The flip side, as mentioned, is that El as an androgynous, yet dominantly feminine archetype, is a form of the incarnation of the goddess. We have seen this of late in pop fiction more times than I can count, in examples like Hanna, Hunger Games, Lucy, Ex Machina and Jupiter Ascending, where the gnostic perspective of exalting the opposing force to the male is assumed to bring a cosmically needed “balance” to the war hawk patriarchy. A perennial myth of liberal fantasies, the feminist archetype will in no way bring peace and balance, only more destruction as gender roles continue to be confused. Feminism is part of that very destruction, and the fact that El shouts out in the aether “God,” “Dad” and “Gone,” suggests her association with Dr. Brenner as her “dad” and Father God’s lack of answer to her call, means the solution to the spiritual problems of man can be found in a Luciferian evolution of humans beyond the “traps” of gender and evil patriarchal deities. In occultist Edmund Spenser’s Faerie Queen, we read:
Downe in the bottome of the deepe Abysse
Where Demogorgon in dull darknesse pent,
Farre from the view of Gods and heauens blis,
The hideous Chaos keepes, their dreadfull dwelling is.
— (Book IV, Canto ii, stanza 47)
In the process of becoming cruciform, the sacred feminine pistis Sophia incarnate destroys the patriarchal “non-God.”
Indeed, El annihilates the cruciform Demogorgon as if it were a demiurge that has imprisoned the town spiritually. This is precisely the Luciferian view – Jesus and/or God the Father are demiurges who have imprisoned humans in this dimension and sap their energy as vampires, requiring blood sacrifice. Of course, none of that is true, as the Logos is the salvation of the human race, reconciling them to God by becoming Incarnate and destroying Death. In the gnostic scheme the roles are reversed, where El becomes the Luciferian dark hero rescuing the town through her sacrifice to destroy the cruciform demon-god. And, as you probably guessed, that is why her name is “El,” recalling the old Canaanite term for the gods who warred against Jehovah in the Bible. In fact, the Demogorgon is generally traced back to the demiurge.

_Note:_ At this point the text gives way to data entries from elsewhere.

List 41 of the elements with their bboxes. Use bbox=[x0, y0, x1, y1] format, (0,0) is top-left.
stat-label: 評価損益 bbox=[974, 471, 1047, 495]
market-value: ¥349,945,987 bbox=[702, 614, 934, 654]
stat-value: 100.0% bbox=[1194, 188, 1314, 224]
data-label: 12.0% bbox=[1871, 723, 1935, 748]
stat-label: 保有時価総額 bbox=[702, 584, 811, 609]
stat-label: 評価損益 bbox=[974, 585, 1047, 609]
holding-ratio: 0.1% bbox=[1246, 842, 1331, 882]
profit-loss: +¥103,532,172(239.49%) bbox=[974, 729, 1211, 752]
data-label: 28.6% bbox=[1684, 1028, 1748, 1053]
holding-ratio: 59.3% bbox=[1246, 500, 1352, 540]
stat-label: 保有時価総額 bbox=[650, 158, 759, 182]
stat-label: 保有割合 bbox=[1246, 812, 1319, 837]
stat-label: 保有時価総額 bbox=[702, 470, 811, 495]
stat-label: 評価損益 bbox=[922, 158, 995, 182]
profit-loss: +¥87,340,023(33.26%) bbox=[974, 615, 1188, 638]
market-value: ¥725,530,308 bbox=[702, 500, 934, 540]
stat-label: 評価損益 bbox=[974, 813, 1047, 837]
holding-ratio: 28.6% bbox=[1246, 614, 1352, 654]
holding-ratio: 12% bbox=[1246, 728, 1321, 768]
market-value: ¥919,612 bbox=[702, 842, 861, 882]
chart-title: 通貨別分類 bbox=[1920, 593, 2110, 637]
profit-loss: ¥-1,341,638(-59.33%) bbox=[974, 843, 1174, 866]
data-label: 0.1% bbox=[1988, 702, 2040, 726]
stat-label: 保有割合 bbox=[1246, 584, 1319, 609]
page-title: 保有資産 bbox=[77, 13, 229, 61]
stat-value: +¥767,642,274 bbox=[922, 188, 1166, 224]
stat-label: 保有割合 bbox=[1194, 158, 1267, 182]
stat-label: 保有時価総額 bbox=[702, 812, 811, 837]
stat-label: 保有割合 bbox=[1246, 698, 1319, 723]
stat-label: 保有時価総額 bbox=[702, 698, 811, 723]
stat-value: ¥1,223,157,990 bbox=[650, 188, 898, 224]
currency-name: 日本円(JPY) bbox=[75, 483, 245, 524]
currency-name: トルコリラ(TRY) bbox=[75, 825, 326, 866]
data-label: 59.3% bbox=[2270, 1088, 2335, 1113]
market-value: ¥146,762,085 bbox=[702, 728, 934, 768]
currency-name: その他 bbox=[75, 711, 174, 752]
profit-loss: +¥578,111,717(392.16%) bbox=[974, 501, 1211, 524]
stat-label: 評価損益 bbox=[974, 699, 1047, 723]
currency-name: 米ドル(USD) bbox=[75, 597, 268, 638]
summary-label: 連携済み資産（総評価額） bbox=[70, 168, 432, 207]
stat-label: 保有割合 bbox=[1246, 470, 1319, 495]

The series also uses numerology frequently, such as “11” and “77” suggesting the demonology of Crowley and references to 9/11 as a ritual initiation. Interestingly, light is mentioned several times in the series as both a means of communication and symbol of enlightenment. As you can see in the above image, “photosynthesis” is placed behind El as she dissolves the Demogorgon, suggesting the dissolution of Traditional Religion by “enlightenment,” perfectly consonant with the message of Gnosticism and Luciferianism. The gateways have been opened through mass human sacrifice of America’s sons and daughters – the “new man” is a dark, half-androgynous goddess who will destroy the “genocidal” patriarchal religions and bring a new Amerikan aeon of the crowned and conquering girl-child, a Luciferian world order.
Wynona with her MK Ultra godfather, Tim Leary.